Observability Tools Agent-SRE
Tracing ✅ Core strength ✅ Trace capture + replay
Evaluation ✅ LLM-as-judge ✅ SLI recording
SLOs & Error Budgets ✅ Define reliability targets
Canary Deployments ✅ Compare agent versions
Chaos Testing ✅ Inject faults, measure resilience
Cost Guardrails ❌ (cost tracking only) ✅ Per-task limits, auto-block
Incident Detection ✅ SLO breach → auto-incident
Progressive Rollout ✅ Preview mode, traffic splitting

Use both together: LangSmith for deep trace debugging. Agent-SRE for production reliability operations.

vs Cleric / Resolve / SRE.ai (AI-Powered SRE)

These tools use AI to help humans do infrastructure SRE — incident investigation, triage, root cause analysis for servers and services.
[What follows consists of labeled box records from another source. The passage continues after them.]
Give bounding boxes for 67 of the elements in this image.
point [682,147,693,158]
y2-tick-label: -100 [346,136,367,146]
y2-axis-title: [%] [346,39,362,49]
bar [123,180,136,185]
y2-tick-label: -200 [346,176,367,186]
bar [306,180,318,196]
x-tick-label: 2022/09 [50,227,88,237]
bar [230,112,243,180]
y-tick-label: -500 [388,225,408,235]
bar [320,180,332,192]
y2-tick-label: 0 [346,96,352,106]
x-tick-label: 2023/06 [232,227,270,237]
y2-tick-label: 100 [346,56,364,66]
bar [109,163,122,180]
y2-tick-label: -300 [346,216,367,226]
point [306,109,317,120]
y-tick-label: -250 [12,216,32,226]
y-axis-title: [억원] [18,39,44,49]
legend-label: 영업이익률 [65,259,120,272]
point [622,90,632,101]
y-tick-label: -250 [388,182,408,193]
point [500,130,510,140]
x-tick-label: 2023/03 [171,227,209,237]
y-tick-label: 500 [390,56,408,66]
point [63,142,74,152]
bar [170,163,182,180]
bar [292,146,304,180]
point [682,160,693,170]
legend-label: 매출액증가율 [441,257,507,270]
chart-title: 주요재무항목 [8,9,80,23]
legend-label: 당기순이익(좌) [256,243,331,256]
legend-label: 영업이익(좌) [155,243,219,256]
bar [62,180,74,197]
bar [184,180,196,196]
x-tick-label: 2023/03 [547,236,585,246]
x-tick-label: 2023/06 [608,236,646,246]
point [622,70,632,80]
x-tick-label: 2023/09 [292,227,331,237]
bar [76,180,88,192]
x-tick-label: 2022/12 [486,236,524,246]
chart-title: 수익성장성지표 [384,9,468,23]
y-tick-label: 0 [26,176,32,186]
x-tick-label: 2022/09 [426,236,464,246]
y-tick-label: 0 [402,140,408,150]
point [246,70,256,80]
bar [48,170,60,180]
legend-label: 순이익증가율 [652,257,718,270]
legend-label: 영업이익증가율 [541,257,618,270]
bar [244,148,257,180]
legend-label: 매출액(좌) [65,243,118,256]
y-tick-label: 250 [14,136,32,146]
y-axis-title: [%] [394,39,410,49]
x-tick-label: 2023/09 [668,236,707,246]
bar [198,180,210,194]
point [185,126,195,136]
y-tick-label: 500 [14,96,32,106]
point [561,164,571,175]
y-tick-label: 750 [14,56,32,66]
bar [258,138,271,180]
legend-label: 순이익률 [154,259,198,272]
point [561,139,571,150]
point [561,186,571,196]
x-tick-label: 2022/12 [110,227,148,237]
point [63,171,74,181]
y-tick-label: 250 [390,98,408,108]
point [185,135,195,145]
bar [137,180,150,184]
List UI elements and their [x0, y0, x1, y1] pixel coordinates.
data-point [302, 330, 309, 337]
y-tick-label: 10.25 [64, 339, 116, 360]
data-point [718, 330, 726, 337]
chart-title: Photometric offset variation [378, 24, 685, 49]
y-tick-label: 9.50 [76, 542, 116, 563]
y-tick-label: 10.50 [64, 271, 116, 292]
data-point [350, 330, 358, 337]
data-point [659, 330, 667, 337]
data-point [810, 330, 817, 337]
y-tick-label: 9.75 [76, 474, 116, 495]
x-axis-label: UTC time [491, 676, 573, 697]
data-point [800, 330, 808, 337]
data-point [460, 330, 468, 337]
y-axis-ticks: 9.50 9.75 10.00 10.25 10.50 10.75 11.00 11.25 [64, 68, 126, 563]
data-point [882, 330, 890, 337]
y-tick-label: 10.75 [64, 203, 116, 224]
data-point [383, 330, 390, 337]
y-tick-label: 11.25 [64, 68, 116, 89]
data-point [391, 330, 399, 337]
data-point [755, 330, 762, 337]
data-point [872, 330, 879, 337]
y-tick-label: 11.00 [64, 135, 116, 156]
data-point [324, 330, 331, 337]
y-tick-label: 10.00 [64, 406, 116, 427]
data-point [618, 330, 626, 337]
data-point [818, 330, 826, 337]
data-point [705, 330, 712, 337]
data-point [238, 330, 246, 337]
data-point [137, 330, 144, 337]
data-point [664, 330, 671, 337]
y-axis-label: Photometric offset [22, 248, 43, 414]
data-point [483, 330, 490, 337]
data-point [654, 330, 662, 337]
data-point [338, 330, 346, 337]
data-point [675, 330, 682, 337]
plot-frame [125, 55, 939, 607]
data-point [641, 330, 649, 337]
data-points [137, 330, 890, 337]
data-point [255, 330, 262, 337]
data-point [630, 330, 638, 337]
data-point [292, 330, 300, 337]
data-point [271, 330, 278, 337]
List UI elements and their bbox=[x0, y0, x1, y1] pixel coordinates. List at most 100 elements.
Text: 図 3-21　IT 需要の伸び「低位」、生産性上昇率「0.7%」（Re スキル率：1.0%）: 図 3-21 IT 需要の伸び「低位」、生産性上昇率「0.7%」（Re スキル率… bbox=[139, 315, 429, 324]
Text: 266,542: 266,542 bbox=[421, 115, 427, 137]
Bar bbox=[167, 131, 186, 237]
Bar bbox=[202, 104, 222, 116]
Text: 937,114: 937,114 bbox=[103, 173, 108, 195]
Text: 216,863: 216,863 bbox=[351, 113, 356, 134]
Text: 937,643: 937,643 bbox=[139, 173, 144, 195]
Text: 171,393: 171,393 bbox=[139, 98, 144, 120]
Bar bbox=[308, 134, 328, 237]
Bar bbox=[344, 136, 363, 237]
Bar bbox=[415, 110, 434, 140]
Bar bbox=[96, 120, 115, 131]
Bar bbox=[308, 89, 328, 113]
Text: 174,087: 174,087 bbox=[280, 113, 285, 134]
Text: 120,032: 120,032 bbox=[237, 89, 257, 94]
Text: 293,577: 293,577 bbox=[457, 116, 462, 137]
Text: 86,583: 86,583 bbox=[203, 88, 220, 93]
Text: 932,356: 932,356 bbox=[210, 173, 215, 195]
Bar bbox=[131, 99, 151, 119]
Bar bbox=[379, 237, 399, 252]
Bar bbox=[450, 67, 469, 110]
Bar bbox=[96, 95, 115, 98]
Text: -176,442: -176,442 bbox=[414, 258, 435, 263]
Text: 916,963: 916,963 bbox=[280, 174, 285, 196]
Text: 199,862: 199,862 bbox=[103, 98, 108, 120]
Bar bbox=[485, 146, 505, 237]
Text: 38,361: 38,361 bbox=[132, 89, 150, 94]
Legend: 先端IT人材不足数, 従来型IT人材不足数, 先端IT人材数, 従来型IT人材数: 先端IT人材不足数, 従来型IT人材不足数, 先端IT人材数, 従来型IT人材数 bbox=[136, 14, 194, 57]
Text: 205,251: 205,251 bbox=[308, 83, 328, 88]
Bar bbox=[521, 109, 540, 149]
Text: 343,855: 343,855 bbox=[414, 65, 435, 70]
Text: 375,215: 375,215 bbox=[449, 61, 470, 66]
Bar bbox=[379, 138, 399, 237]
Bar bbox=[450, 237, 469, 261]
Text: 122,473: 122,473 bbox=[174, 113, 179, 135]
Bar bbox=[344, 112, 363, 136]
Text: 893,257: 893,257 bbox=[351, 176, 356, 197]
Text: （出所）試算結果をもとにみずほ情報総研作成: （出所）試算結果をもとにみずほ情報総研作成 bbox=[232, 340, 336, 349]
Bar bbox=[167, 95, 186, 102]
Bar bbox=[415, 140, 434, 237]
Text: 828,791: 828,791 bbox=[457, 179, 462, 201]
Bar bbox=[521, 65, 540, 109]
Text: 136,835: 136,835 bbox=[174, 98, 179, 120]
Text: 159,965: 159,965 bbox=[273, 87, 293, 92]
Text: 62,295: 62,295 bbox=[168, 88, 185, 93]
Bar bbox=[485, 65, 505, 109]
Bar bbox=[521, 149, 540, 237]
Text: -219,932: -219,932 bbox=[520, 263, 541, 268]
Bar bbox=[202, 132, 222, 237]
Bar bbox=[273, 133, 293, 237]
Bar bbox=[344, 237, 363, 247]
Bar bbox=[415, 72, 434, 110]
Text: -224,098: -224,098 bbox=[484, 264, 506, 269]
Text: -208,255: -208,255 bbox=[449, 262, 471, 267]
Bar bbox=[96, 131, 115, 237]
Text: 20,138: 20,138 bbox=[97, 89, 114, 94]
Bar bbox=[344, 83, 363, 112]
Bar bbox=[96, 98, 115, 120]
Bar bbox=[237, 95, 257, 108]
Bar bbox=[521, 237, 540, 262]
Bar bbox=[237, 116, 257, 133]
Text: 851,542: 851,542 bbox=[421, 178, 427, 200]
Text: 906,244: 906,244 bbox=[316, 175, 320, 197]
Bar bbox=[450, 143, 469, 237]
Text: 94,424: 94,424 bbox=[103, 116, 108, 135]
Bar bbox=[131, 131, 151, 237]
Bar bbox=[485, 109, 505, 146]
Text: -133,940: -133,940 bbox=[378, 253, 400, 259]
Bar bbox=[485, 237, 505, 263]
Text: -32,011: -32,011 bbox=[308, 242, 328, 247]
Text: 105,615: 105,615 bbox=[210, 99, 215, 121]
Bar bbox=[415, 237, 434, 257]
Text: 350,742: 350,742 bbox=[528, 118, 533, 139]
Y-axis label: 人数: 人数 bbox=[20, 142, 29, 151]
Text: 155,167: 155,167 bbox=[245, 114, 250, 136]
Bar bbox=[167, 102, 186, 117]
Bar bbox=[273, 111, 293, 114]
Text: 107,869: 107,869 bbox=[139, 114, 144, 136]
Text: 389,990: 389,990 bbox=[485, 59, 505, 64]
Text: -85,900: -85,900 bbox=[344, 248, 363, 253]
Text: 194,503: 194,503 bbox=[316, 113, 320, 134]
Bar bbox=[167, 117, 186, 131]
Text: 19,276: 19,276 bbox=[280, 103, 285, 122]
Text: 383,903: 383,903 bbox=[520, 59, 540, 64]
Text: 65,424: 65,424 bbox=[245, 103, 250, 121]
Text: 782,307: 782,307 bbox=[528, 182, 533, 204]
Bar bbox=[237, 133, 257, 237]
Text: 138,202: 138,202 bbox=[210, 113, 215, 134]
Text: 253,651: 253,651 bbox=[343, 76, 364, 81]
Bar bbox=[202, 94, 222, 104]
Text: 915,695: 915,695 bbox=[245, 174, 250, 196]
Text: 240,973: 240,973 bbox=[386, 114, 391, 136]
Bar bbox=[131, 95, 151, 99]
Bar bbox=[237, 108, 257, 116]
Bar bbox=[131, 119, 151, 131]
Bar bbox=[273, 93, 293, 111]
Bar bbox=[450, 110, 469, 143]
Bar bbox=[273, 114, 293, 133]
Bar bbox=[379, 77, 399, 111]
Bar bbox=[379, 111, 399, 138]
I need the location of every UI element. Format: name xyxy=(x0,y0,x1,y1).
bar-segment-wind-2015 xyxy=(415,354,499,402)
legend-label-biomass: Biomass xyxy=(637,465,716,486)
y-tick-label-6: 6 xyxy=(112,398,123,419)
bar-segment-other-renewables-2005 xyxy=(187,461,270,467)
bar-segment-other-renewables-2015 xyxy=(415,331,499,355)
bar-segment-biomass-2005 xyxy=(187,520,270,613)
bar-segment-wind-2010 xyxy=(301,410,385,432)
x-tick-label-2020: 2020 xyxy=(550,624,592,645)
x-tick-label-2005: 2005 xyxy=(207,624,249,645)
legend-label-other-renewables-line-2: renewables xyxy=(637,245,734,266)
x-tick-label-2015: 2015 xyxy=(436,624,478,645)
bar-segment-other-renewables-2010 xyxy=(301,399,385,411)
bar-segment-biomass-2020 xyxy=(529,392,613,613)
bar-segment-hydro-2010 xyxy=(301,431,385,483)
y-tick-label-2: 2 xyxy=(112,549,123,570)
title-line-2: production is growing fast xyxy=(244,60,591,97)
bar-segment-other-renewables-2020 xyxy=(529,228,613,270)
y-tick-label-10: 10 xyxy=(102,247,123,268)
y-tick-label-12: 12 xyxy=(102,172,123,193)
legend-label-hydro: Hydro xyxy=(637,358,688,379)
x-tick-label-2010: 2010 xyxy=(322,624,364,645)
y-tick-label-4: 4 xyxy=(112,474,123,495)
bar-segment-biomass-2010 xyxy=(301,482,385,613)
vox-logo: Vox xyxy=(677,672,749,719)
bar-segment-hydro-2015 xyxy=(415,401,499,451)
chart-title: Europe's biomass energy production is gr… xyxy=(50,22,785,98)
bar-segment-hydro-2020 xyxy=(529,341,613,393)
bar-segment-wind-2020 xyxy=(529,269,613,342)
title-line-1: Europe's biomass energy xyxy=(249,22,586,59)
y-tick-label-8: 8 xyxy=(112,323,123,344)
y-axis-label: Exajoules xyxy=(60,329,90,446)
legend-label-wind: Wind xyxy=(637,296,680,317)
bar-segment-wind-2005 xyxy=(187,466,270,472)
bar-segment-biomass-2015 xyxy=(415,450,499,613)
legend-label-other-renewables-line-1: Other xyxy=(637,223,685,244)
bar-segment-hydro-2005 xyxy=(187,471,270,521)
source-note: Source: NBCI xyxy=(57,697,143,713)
Agent-SRE applies SRE principles to AI agent systems — completely different target.

AI-Powered SRE Tools Agent-SRE
What they monitor Servers, pods, databases Agent decisions, trust, costs
Who uses them DevOps / SRE teams Agent developers, ML teams
SLOs for Uptime, latency, error rate Decision accuracy, hallucination rate
Chaos tests Network partition, pod crash Tool timeout, LLM degradation
Incidents about "Pod crashed" "Agent made wrong decision"

Not competitive. AI-powered SRE tools monitor your infrastructure. Agent-SRE monitors the agents running on that infrastructure.

vs Traditional APM (Prometheus, Grafana, Jaeger)

Traditional APM says "HTTP 200, latency 150ms, everything looks green."

Meanwhile your agent just approved a $10K fraudulent transaction.

Agent-SRE catches the failures that infrastructure monitoring can't see — because they're reasoning failures, not infrastructure failures.